Así las cosas, uno entiende mejor por qué películas como Rosseta molestan tanto a los tecnócratas convencidos. Porque no es lícito que una película producida en la Europa del euro nos muestre las penurias de una pobre chica que sólo pretende encontrar trabajo, como no es lícito tampoco que en una película como El sabor de la cerezas un hombre busque voluntarios que le ayuden a morir. ¡Por dios!, con el entusiasmo generalizado y las ganas de vivir que tiene la humanidad occidental… ¿cómo se atreve este director iraní a amargarme mi dulce existir capitalista? Y por supuesto, uno comprende el rechazo unánime a las creaciones de los firmantes del Dogma 95, porque son películas con argumentos impactantes, con temáticas hirientes, que enseñan con toda la crudeza que el medio audiovisual permite los lazos hipócritas de las convenciones sociales. Pero sobre todo, lo que vienen a demostrar, y me temo que esto es lo que más duele, es que se puede sacar adelante una idea con poco dinero, echando mano de la tecnología haciendo uso únicamente de cámaras de formato cine e incluso de formato vídeo.

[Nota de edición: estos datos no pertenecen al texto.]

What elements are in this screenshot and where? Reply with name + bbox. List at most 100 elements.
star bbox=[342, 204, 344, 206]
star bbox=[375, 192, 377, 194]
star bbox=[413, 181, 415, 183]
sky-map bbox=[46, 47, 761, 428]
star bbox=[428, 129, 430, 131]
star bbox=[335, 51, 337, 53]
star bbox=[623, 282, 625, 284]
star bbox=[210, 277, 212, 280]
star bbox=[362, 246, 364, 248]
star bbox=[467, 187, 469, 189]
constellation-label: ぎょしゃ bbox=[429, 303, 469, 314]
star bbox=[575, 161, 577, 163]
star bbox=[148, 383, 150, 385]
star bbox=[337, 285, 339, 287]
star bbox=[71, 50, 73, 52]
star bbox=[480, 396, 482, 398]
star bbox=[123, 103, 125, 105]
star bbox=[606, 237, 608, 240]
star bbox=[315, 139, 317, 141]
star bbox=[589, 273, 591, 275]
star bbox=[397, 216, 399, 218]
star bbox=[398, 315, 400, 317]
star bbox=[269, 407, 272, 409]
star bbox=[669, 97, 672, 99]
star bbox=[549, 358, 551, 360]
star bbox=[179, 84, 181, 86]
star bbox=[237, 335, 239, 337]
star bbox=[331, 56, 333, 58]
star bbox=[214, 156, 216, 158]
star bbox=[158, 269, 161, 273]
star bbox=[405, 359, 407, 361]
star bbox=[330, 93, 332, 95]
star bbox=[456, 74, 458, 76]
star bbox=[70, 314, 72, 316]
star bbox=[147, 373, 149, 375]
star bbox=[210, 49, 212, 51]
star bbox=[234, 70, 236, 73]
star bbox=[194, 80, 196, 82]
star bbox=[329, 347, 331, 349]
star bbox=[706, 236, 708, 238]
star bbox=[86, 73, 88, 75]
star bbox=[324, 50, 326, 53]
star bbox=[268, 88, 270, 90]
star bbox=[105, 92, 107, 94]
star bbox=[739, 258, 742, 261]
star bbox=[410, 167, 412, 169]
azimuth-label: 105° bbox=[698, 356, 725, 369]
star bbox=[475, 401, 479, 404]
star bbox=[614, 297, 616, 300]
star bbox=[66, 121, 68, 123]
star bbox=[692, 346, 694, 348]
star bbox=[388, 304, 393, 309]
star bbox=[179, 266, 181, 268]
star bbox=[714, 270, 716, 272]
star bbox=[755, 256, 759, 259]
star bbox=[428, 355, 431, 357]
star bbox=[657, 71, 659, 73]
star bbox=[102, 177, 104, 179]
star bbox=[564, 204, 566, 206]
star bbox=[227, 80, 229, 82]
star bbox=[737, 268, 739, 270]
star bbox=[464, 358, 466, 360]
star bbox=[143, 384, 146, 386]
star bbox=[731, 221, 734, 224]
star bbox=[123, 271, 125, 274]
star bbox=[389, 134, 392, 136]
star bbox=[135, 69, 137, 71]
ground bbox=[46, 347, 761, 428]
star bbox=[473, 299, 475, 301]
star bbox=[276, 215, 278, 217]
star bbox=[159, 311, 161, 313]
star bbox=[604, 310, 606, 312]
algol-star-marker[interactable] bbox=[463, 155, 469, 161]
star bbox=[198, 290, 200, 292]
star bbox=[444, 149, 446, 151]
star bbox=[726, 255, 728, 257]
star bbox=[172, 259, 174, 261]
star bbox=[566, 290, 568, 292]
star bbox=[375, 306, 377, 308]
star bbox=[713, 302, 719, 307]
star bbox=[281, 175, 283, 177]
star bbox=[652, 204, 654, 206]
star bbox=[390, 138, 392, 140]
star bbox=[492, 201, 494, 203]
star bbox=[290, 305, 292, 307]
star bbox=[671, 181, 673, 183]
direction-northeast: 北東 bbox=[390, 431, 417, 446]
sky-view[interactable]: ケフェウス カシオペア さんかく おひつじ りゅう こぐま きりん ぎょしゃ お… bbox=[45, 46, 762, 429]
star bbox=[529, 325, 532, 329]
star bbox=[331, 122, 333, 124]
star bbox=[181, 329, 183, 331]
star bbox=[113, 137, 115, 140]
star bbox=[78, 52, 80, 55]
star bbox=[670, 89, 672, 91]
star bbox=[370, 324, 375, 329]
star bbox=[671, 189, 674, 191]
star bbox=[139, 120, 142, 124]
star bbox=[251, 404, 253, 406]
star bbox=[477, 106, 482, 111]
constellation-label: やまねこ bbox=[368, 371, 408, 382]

Si en su momento Niestzche incitó a dios a que subiera al patíbulo y Shopenhauer invitó al Hombre a un suicidio solidario, en la actualidad es la Economía y el Capital, y la industria cinematográfica como apéndice suyo, la que empuja a los hombres y mujeres de este tiempo a sufrir la barbarie de la imagen y la dictadura de la tecnología.

No se ve la salida al túnel, pero qué importa eso cuando tenemos dinero para gastarlo y tenemos cine para consumirlo.